28 JULY 1939, Page 26

POETRY AND POLITICS

WE are mod on the dust-cover that by means of a "detailed analysis of the most outstanding poets of our time," Mr.

Philip Henderson "shows how each in turn, despairing of establishing contact with the society of his day, has either deliberately returned to an earlier tradition or built up a personal fantasy in self-defence."

The thesis is stated at the end of his book in the concluding words :

" . it is not primarily the business of the poet to be a

politician, so much as to interpret imaginatively the crisis that is taking place in the mind of man. But he will be unable to do this unless he sees the world of his time as it really is and unless he shares to the full the life of his own age."

He insists, nevertheless, on the urgency of political issues for poets in our time.

So on these quite familiar lines we are taken on a conducted tour through well-charted New Country : the Cambridge critics, the Marxist critics, the Georgians, the Waste Land, the New Writers. To illustrate his thesis, Mr. Henderson para- phrases and analyses to his heart's content. Sometimes the paraphrases do not seem quite fair, especially when he is dealing with the difficult theories of I. A. Richards : but on the whole he is readable and shrewd.

Such a thesis suffers, of course, from all the disadvantages of contemporary literary journalism. It will be invalidated in ten years time by the fact that the shifting literary reputations on which the argument is built will all be altered. One cannot help suspecting that if Mr. Henderson really had anything important to say about the relation of poets to society he would have constructed his book on more fixed foundations.

Mr. Henderson analyses writers partly in political, partly in psychological terms. He is at pains, for example, to show that Hopkins sympathised in his youth with the ends, though not the means, of Communists ; and that his hatred of Socialists at the end of his life coincided with a complete despair He also shows that Hopkins was masochistic, and that an obsession with sterility is one of the themes of Mr. F,liot's work.

In other words, there is a good deal of interaction between poets and the society in which they live today ; this produces some psychological frustration, and this situation is certainly one of the themes in the work of many writers. It is even true that the feeling that they should take sides, or even that they should not do so, has a confusing and even an inhibiting effect on some poets. Yet the more I think about this the more I find that all this is the result of a failure of the conscious intelligence of the poets, who are hypnotised by a " situation " which is always facing them, into thinking that they have lost grip on their experience, unless they take up an arbitrary attitude to reality.

It is often remarked that modem poets are preoccupied with death : one reason for this is surely that poets have been persuaded that if they are out of touch with sbciety, they are not properly alive. What all the arts need today is artists who have the courage to say to society : "It is true that I am an individual isolated from much of your life and interests, with no popular demand for my creations, and engulfed in a catastrophic political situation which threatens to destroy all I stand for. But allow me to tell you, Sir, that I am "alive, and as such, I am infinitely privileged by existing in this unique historic situation. My great hope is to explore every possibility of my predicament, to realise as truly as I can the life I know : 'For this also is life, this also Is the journey to the wonderful snow. What hunger! And what distances! Here is far more than coldness That so illumines the whole surface! ' " The alternative to such an act of acceptance is to renounce everything, and try to merge oneself in an alien and violent environment, like Andre Malraux, or the poets who joined the International Brigade in Spain.

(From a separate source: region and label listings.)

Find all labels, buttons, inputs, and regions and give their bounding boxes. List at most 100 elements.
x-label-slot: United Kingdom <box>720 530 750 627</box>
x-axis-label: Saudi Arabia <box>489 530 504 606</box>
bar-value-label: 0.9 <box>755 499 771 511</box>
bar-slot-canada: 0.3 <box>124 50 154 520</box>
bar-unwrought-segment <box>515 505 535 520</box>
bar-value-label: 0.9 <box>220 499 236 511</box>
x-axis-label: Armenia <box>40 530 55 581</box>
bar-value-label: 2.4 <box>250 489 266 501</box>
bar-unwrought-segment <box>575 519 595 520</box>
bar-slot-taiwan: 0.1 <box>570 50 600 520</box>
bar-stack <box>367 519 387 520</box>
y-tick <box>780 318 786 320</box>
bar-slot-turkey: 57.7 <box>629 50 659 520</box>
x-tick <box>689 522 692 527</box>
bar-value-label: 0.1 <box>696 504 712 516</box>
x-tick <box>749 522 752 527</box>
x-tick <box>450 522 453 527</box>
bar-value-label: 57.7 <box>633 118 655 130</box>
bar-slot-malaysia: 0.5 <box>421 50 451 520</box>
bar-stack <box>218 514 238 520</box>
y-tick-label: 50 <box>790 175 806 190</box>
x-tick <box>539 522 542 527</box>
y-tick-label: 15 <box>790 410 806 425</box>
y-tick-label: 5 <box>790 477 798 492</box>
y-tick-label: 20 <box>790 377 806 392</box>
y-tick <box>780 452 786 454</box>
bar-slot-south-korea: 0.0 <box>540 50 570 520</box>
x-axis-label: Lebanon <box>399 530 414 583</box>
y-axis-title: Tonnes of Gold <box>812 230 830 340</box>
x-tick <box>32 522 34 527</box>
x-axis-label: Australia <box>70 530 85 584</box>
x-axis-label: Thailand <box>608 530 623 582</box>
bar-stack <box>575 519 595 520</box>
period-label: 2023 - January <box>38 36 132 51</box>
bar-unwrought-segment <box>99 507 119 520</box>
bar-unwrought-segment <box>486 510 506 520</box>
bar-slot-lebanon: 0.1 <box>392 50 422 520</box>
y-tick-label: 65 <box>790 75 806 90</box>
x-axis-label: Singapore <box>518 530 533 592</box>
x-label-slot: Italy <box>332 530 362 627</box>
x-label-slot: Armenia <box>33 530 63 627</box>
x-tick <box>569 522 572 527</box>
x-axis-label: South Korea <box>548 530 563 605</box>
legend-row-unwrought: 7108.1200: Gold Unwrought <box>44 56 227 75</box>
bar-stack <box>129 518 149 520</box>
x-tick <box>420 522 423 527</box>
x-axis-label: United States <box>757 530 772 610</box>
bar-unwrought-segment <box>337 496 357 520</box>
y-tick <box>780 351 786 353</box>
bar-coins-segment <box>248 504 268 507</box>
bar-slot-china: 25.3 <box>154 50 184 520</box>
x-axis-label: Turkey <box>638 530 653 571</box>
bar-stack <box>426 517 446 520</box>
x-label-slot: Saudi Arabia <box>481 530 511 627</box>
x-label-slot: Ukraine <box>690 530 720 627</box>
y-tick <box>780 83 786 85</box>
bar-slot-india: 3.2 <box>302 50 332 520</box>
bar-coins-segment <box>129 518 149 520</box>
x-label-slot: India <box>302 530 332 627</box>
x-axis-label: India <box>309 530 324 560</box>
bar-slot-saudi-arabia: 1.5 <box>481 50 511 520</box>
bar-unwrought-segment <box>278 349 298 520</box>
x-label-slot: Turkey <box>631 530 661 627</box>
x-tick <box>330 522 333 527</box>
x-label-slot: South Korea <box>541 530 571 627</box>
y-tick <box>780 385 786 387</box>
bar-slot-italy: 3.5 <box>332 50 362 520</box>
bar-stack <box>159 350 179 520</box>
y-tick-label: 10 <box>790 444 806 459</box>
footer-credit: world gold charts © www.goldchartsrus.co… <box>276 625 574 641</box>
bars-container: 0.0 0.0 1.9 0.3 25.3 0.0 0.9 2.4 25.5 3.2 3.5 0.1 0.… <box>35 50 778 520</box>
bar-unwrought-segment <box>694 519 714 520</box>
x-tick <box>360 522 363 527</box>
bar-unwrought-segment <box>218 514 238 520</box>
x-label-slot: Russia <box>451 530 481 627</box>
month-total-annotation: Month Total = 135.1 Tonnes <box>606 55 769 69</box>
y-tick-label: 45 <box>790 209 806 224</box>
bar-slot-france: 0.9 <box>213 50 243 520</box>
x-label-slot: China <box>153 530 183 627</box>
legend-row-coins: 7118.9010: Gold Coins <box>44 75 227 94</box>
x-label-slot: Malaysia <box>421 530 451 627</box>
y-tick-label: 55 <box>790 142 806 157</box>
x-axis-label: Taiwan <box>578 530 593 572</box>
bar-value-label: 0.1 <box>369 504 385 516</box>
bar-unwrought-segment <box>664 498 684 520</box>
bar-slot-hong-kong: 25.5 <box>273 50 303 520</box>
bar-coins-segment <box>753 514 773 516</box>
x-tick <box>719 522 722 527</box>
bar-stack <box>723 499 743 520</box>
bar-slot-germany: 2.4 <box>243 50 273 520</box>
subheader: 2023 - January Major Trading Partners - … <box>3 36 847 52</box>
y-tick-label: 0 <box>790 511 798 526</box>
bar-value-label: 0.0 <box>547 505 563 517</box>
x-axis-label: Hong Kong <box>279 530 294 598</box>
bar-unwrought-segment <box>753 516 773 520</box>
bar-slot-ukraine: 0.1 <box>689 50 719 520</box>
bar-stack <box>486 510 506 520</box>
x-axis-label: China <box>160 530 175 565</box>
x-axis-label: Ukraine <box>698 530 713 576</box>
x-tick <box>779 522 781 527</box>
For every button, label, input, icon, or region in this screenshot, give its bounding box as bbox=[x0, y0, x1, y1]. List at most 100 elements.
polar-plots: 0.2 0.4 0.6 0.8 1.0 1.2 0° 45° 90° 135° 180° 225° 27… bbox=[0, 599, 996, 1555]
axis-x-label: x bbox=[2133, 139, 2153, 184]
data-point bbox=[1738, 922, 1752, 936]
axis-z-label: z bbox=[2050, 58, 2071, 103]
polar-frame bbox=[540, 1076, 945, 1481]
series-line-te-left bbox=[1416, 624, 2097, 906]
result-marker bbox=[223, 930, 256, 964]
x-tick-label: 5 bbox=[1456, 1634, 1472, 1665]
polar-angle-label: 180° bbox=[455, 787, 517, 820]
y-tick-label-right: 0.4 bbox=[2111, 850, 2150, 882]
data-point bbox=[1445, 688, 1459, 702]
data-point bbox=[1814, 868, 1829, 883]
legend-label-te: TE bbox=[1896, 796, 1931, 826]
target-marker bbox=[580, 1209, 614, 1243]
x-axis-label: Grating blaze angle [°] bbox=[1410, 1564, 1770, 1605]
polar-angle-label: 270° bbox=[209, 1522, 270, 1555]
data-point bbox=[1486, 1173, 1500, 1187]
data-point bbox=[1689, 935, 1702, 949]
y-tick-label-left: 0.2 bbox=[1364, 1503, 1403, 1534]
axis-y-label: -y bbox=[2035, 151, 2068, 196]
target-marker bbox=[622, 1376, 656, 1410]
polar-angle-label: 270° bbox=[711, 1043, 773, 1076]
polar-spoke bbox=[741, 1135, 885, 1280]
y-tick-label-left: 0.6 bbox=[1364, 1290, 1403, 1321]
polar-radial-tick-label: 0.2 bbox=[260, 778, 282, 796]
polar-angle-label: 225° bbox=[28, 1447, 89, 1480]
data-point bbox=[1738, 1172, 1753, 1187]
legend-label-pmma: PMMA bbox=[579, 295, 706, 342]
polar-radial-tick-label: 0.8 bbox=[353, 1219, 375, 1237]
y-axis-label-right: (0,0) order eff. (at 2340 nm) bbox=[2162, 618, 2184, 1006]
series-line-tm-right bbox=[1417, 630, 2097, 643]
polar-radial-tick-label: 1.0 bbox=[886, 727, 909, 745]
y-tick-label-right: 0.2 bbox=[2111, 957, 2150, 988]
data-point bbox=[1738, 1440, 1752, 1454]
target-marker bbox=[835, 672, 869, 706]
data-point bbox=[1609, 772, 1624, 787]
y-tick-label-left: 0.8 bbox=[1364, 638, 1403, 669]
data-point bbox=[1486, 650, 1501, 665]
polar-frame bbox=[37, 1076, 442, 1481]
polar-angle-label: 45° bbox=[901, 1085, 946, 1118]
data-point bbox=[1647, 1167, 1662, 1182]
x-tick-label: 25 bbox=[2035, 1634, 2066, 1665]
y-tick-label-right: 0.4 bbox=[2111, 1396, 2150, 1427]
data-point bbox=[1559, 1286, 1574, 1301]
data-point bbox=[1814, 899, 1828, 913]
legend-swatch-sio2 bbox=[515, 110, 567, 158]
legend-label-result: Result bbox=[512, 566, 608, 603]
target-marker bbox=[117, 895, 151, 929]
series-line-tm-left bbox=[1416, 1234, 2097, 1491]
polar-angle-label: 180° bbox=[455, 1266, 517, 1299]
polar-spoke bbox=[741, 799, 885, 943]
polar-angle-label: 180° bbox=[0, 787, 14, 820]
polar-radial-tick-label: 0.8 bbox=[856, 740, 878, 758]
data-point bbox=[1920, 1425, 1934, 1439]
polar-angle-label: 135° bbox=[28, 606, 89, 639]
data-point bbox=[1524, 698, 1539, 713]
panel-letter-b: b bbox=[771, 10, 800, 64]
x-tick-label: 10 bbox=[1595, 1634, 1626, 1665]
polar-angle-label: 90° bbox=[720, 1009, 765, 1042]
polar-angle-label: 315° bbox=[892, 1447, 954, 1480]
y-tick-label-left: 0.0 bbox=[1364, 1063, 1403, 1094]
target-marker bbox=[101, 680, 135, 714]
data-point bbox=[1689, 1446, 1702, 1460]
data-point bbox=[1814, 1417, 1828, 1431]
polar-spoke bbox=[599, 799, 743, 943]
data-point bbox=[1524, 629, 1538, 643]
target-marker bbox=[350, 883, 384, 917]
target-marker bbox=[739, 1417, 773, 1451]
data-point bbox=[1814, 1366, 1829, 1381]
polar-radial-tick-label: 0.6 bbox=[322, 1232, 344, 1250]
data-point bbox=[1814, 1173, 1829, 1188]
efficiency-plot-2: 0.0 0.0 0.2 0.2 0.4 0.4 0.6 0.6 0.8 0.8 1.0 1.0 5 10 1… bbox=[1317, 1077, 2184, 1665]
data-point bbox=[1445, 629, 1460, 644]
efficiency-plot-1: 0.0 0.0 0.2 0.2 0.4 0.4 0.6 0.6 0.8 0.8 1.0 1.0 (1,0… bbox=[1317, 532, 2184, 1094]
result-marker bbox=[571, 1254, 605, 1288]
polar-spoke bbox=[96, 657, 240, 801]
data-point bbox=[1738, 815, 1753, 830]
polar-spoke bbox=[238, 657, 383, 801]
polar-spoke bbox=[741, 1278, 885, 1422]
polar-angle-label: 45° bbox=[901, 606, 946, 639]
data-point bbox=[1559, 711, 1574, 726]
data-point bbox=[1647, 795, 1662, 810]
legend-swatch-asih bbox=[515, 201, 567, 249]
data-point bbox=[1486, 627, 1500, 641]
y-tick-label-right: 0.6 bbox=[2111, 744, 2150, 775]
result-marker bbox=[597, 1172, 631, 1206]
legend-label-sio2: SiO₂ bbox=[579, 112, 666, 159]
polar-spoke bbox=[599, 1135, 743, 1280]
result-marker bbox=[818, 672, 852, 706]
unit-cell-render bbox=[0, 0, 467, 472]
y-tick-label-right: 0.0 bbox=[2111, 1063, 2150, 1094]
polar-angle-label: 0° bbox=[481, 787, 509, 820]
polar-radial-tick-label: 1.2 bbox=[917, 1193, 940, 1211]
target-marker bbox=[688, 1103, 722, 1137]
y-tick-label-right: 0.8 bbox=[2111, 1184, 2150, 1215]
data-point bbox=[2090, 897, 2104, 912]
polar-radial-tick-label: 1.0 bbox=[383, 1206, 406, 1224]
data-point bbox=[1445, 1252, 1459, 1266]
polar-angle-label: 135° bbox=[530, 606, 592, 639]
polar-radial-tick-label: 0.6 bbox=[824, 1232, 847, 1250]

But poetry does not consist in tying political and psycho- logical problems up into knots : nor does criticism consist in untying them, and thus " analysing " the predicament of the poet. The pearl is not the grain of sand that gets into the oyster. It is true that poets do have fears, sympathies and difficulties, like everyone else. A book of this kind is not really about poetry at all, but about the difficulties that confront the poet today. Mr. Henderson shows some skill in revealing these, but all the same the mousey solution he offers is no more a cure for poetry than it is for society. The mistake lies in supposing that it matters whether poets return to tradition or build up private fantasies or rush out into the world and sit bravely on committees or "interpret the crisis that is taking place in the mind of man," or join a Church, or anything else that can provide a rallying cry. All this is like advice about people's love affairs : to the neighbours, it is a matter of social relations ; to the people concerned, it is a matter of experience. Poetry is also a matter of experience. To be a poet one must have the courage of one's own experiences, to be a critic one must be able to test the integrity of felt and expressed experi- ences. Therefore, it is better to judge poets by their poetry than by their expressed opinions.

One line of a poem like Ash Wednesday or The Waste Land justifies a dozen irrelevant attitudes and pronouncements of Churchwarden T. S. Eliot, which may seem thoroughly " private " and " fantastic " to Mr. Henderson and me. The poet follows dimly through life the light of his capacity to experience and create poetry, and his social and political acts are only a hasty hypothesis constructed to make this possible. If the political realists had the good sense and faith to read the lines instead of fretting at the acts and the opinions, they would see this, knowing, as I am sure they do, that truth will be on the side of those who are right. STEPHEN SPENDER.